Paris ofereceu uma oposição invencível ao protestante Henrique IV. Aliás, é preciso dizer, essa oposição foi muito reforçada pelas tropas que Felipe II mandou para Paris. Afinal, vendo esta ultracatolicidade da população de Paris, Henrique IV assistiu a uma Missa — se não me engano em Notre-Dame ou em algum outro lugar público — para dar a entender que ele tinha se convertido. E teve esse dito cínico: “Paris bem vale uma Missa.” Daí por diante ele fingiu estar convertido, o tempo inteiro.
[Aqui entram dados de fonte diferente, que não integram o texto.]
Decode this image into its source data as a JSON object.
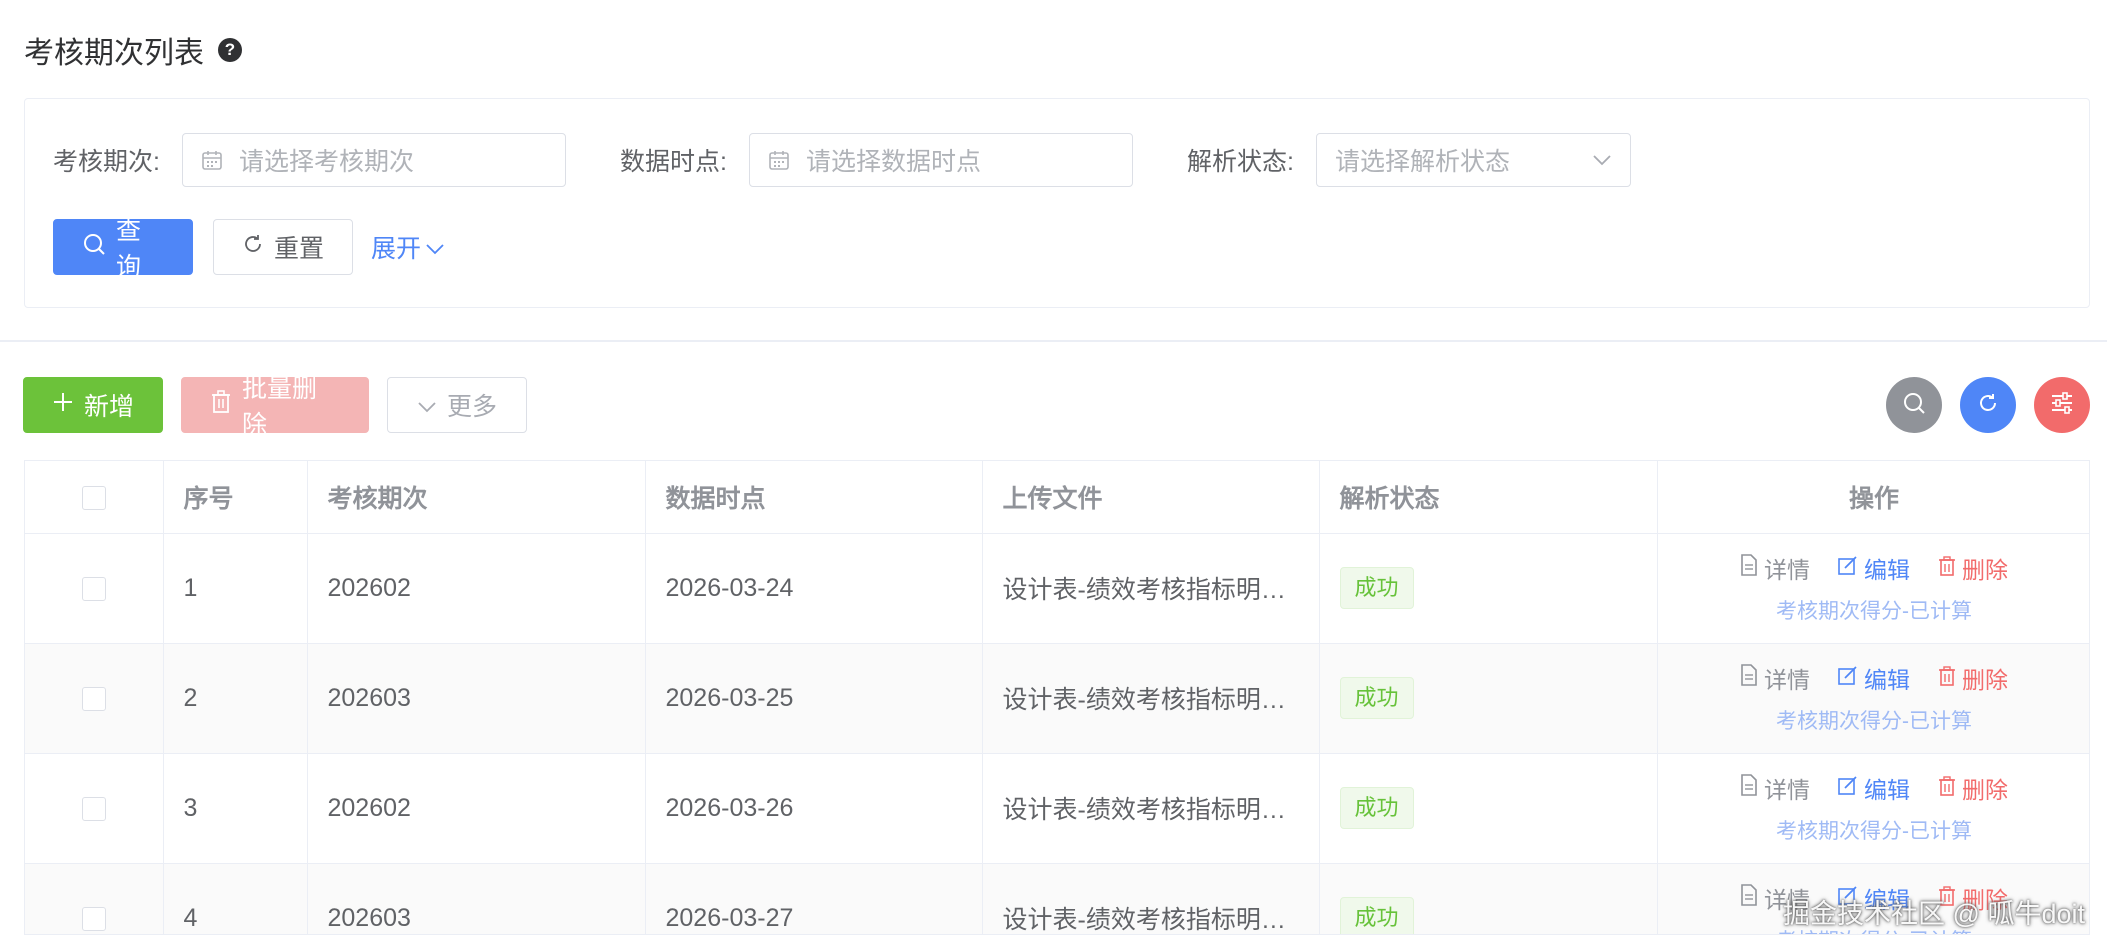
{
  "page": {
    "title": "考核期次列表",
    "help_icon": "question-circle-icon"
  },
  "search": {
    "fields": [
      {
        "label": "考核期次:",
        "placeholder": "请选择考核期次",
        "icon": "calendar-icon"
      },
      {
        "label": "数据时点:",
        "placeholder": "请选择数据时点",
        "icon": "calendar-icon"
      },
      {
        "label": "解析状态:",
        "placeholder": "请选择解析状态",
        "icon": "chevron-down-icon"
      }
    ],
    "query_label": "查询",
    "reset_label": "重置",
    "expand_label": "展开"
  },
  "toolbar": {
    "add_label": "新增",
    "batch_delete_label": "批量删除",
    "more_label": "更多"
  },
  "table": {
    "columns": [
      "序号",
      "考核期次",
      "数据时点",
      "上传文件",
      "解析状态",
      "操作"
    ],
    "rows": [
      {
        "no": "1",
        "period": "202602",
        "date": "2026-03-24",
        "file": "设计表-绩效考核指标明…",
        "status": "成功"
      },
      {
        "no": "2",
        "period": "202603",
        "date": "2026-03-25",
        "file": "设计表-绩效考核指标明…",
        "status": "成功"
      },
      {
        "no": "3",
        "period": "202602",
        "date": "2026-03-26",
        "file": "设计表-绩效考核指标明…",
        "status": "成功"
      },
      {
        "no": "4",
        "period": "202603",
        "date": "2026-03-27",
        "file": "设计表-绩效考核指标明…",
        "status": "成功"
      }
    ],
    "ops": {
      "detail": "详情",
      "edit": "编辑",
      "delete": "删除",
      "sub": "考核期次得分-已计算"
    }
  },
  "colors": {
    "primary": "#4f86f7",
    "success": "#6cc23a",
    "danger": "#f26b6b"
  },
  "watermark": "掘金技术社区 @ 呱牛doit"
}
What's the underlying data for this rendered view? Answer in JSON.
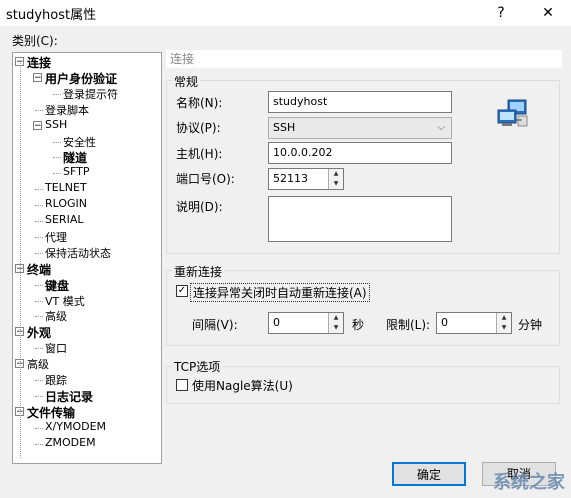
{
  "window": {
    "title": "studyhost属性",
    "help": "?",
    "close": "✕"
  },
  "category_label": "类别(C):",
  "tree": [
    {
      "label": "连接",
      "bold": true
    },
    {
      "label": "用户身份验证",
      "bold": true
    },
    {
      "label": "登录提示符",
      "bold": false
    },
    {
      "label": "登录脚本",
      "bold": false
    },
    {
      "label": "SSH",
      "bold": false
    },
    {
      "label": "安全性",
      "bold": false
    },
    {
      "label": "隧道",
      "bold": true
    },
    {
      "label": "SFTP",
      "bold": false
    },
    {
      "label": "TELNET",
      "bold": false
    },
    {
      "label": "RLOGIN",
      "bold": false
    },
    {
      "label": "SERIAL",
      "bold": false
    },
    {
      "label": "代理",
      "bold": false
    },
    {
      "label": "保持活动状态",
      "bold": false
    },
    {
      "label": "终端",
      "bold": true
    },
    {
      "label": "键盘",
      "bold": true
    },
    {
      "label": "VT 模式",
      "bold": false
    },
    {
      "label": "高级",
      "bold": false
    },
    {
      "label": "外观",
      "bold": true
    },
    {
      "label": "窗口",
      "bold": false
    },
    {
      "label": "高级",
      "bold": false
    },
    {
      "label": "跟踪",
      "bold": false
    },
    {
      "label": "日志记录",
      "bold": true
    },
    {
      "label": "文件传输",
      "bold": true
    },
    {
      "label": "X/YMODEM",
      "bold": false
    },
    {
      "label": "ZMODEM",
      "bold": false
    }
  ],
  "section_title": "连接",
  "general": {
    "group_label": "常规",
    "name_label": "名称(N):",
    "name_value": "studyhost",
    "protocol_label": "协议(P):",
    "protocol_value": "SSH",
    "host_label": "主机(H):",
    "host_value": "10.0.0.202",
    "port_label": "端口号(O):",
    "port_value": "52113",
    "desc_label": "说明(D):",
    "desc_value": ""
  },
  "reconnect": {
    "group_label": "重新连接",
    "auto_label": "连接异常关闭时自动重新连接(A)",
    "auto_checked": true,
    "interval_label": "间隔(V):",
    "interval_value": "0",
    "sec": "秒",
    "limit_label": "限制(L):",
    "limit_value": "0",
    "min": "分钟"
  },
  "tcp": {
    "group_label": "TCP选项",
    "nagle_label": "使用Nagle算法(U)",
    "nagle_checked": false
  },
  "buttons": {
    "ok": "确定",
    "cancel": "取消"
  },
  "watermark": "系统之家"
}
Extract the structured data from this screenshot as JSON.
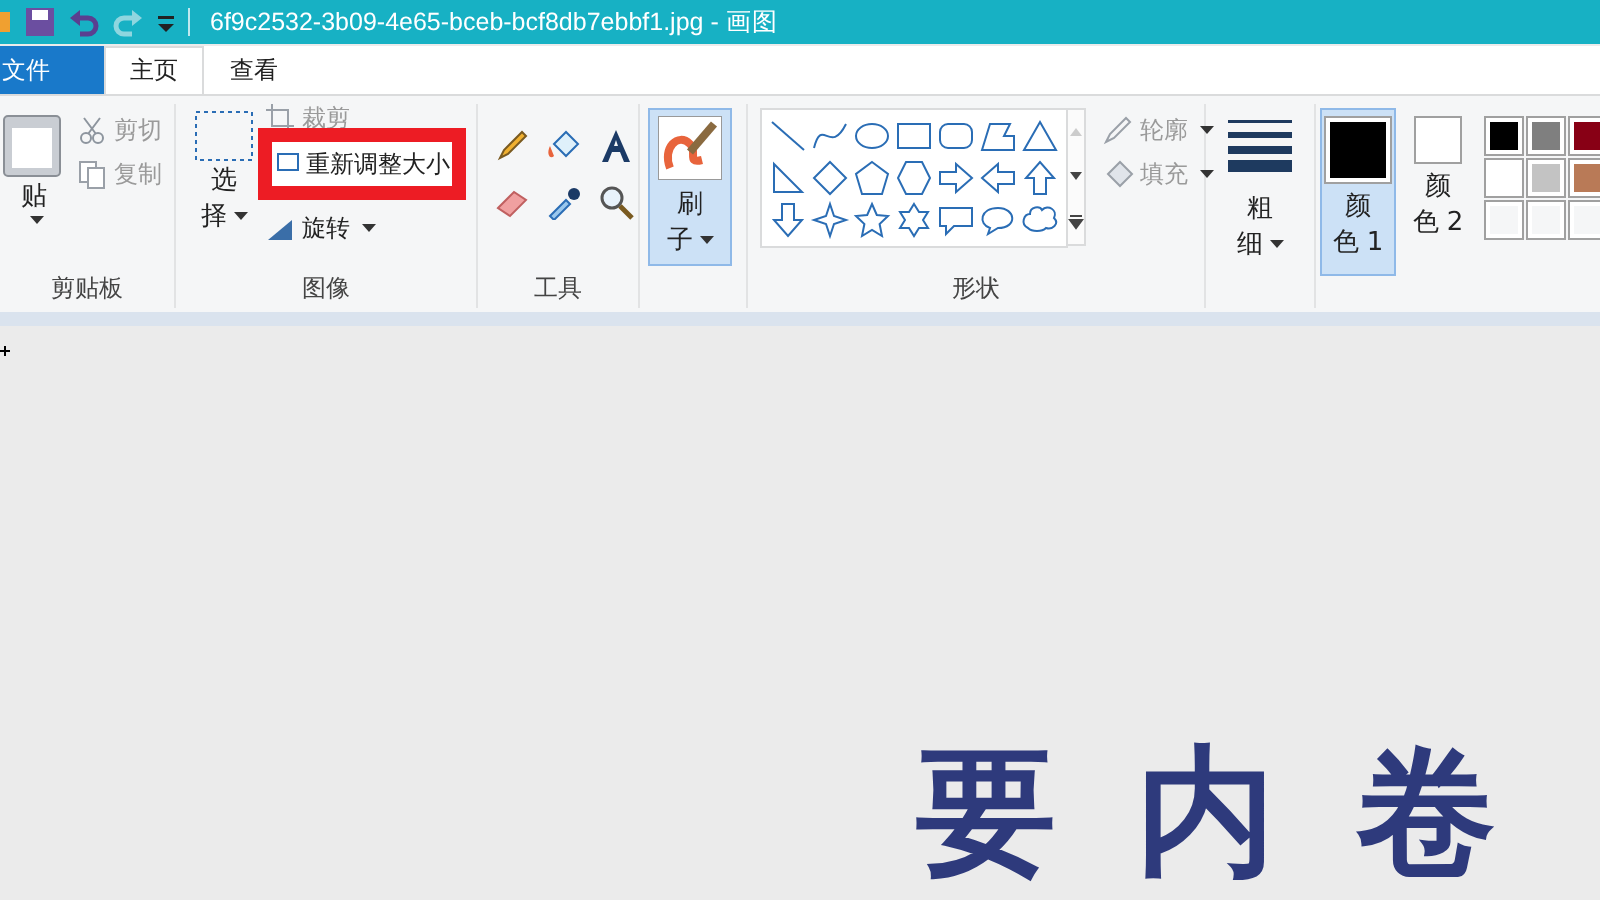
{
  "title_bar": {
    "title": "6f9c2532-3b09-4e65-bceb-bcf8db7ebbf1.jpg - 画图"
  },
  "tabs": [
    {
      "label": "文件",
      "kind": "file",
      "selected": false
    },
    {
      "label": "主页",
      "kind": "tab",
      "selected": true
    },
    {
      "label": "查看",
      "kind": "tab",
      "selected": false
    }
  ],
  "clipboard": {
    "label": "剪贴板",
    "paste": "贴",
    "cut": {
      "label": "剪切",
      "disabled": true
    },
    "copy": {
      "label": "复制",
      "disabled": true
    }
  },
  "image": {
    "label": "图像",
    "select_lines": [
      "选",
      "择"
    ],
    "crop": {
      "label": "裁剪",
      "disabled": true
    },
    "resize": "重新调整大小",
    "rotate": "旋转"
  },
  "tools": {
    "label": "工具"
  },
  "brushes": {
    "label_lines": [
      "刷",
      "子"
    ],
    "selected": true
  },
  "shapes": {
    "label": "形状",
    "outline": {
      "label": "轮廓",
      "disabled": true
    },
    "fill": {
      "label": "填充",
      "disabled": true
    }
  },
  "size": {
    "label_lines": [
      "粗",
      "细"
    ]
  },
  "colors": [
    {
      "label_lines": [
        "颜",
        "色 1"
      ],
      "selected": true,
      "color": "#000000"
    },
    {
      "label_lines": [
        "颜",
        "色 2"
      ],
      "selected": false,
      "color": "#ffffff"
    }
  ],
  "palette": [
    {
      "color": "#000000"
    },
    {
      "color": "#7f7f7f"
    },
    {
      "color": "#880015"
    },
    {
      "color": "#ffffff"
    },
    {
      "color": "#c3c3c3"
    },
    {
      "color": "#b97a57"
    },
    {
      "color": "#f5f6f7"
    },
    {
      "color": "#f5f6f7"
    },
    {
      "color": "#f5f6f7"
    }
  ],
  "canvas": {
    "text": "要内卷"
  }
}
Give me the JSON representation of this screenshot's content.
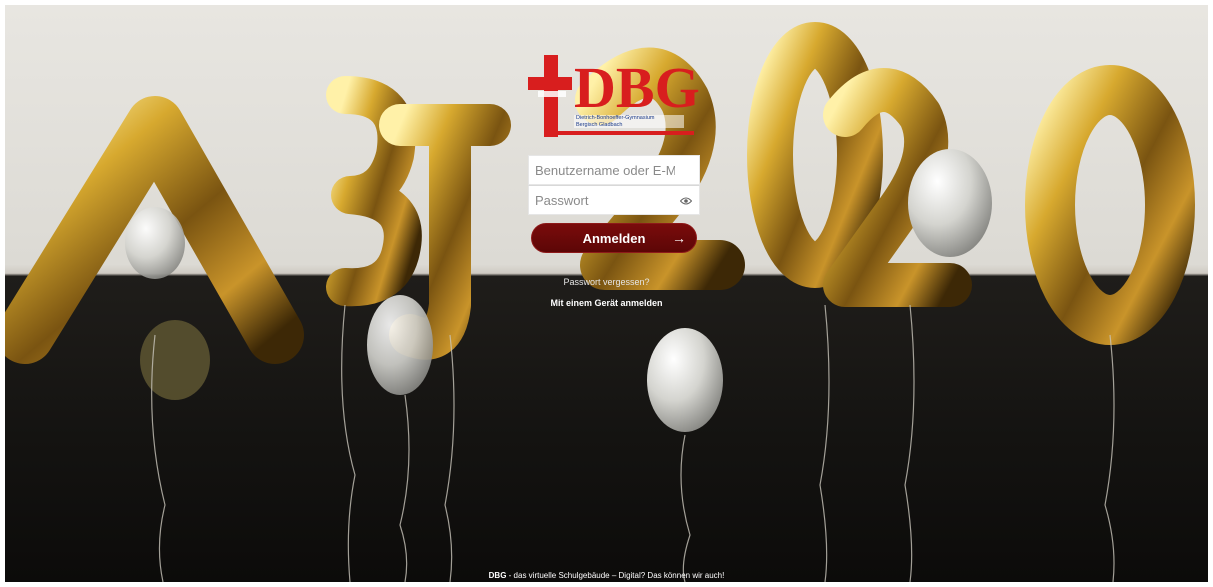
{
  "logo": {
    "brand": "DBG",
    "line1": "Dietrich-Bonhoeffer-Gymnasium",
    "line2": "Bergisch Gladbach",
    "colors": {
      "red": "#d81e1e",
      "text_blue": "#1a3a8a"
    }
  },
  "login": {
    "username_placeholder": "Benutzername oder E-Mail",
    "password_placeholder": "Passwort",
    "eye_icon": "eye-icon",
    "submit_label": "Anmelden",
    "submit_icon": "→",
    "submit_color": "#6b0909"
  },
  "links": {
    "forgot_password": "Passwort vergessen?",
    "device_login": "Mit einem Gerät anmelden"
  },
  "footer": {
    "brand": "DBG",
    "text": " - das virtuelle Schulgebäude – Digital? Das können wir auch!"
  }
}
Entretanto, no fim do século XVIII não foi propriamente a população de Paris, mas uns aventureiros com um contributo de uma parte dessa população que fizeram a Revolução Francesa. Mas o grosso da população parisiense assistiu semi-indiferente, intimidada e desagradada a tudo isso até o fim.

Como é que Paris mudou tão enormemente?

A recusa de um convite

Se Luís XIV tivesse aceitado o convite de Santa Margarida Maria, ele restauraria a Paris do tempo das guerras de religião; não se pode pensar numa Revolução Francesa nesse clima. Creio que essa Revolução não teria arrebentado; as águas correriam para outro lado, simplesmente.

Em sentido contrário, a Paris da recusa dele foi a da Revolução Francesa. É uma coisa tremenda!

Nessa Revolução chegaram a promover esta blasfêmia: no dia seguinte ao assassinato de Marat, os revolucionários arrancaram-lhe o coração e ergueram uma espécie de altar improvisado, onde o expuseram, tendo embaixo a seguinte frase: “Sacré coeur de Marat, priez pour nous” — sagrado coração de Marat, rogai por nós. Como a dizer “não é o Coração de Jesus que vale, é o coração de Marat”.

Ora, quando consideramos a figura do Santo Sudário, vemos ali, segundo o dito de Bossuet, un Dieu brisé, rompu et immolé — um Deus ferido, quebrado e imolado —, mas com que majestade!

Embora Jesus esteja deitado, tem-se a noção do que seria Ele de pé. O busto ereto, o Corpo perfeito, o peito largo e o tronco que à medida que se aproxima dos quadris se torna mais estreito; a proporção perfeita entre a cabeça, os ombros e o tronco. Um aspecto que, para mim, aumenta a majestade d’Ele é o tamanho da cabeça. Por constituir exatamente a parte mais nobre, o fato de ser, a meu ver, quase um pouco grande para o conjunto, ainda é uma excelência na majestade e na nobreza.

O nariz, apesar de ter sido deformado pelas pancadas, reflete ainda uma lógica, uma coerência que chega até o último extremo. Toda a fisionomia d’Ele é lógica, coerente e, é preciso dizer, de uma severidade extraordinária!

Aquela boca que emitiu tantos ensinamentos, disse palavras tão carinhosas a Nossa Senhora, proferiu orações tão inexprimivelmente magníficas, não é verdade que, no Santo Sudário, essa boca parece estar fazendo uma censura? Esses olhos fechados estão ou não estão fitando a cada um de nós? É uma coisa evidente! É a majestade do Redentor que, através da face do Homem-Deus, julga quem está olhando e convida ao pedido de perdão e à penitência.

Pois bem, atrás desse peito pulsou um Coração Divino que seria revelado depois aos homens como símbolo do amor e da mentalidade d’Ele, e que fez a Luís XIV o convite que nós conhecemos…

(Extraído de conferência de 13/8/1991)

1) Jornalista e literato francês.

2) Do francês: Antigo Regime. Sistema social e político aristocrático em vigor na França entre os séculos XVI e XVIII.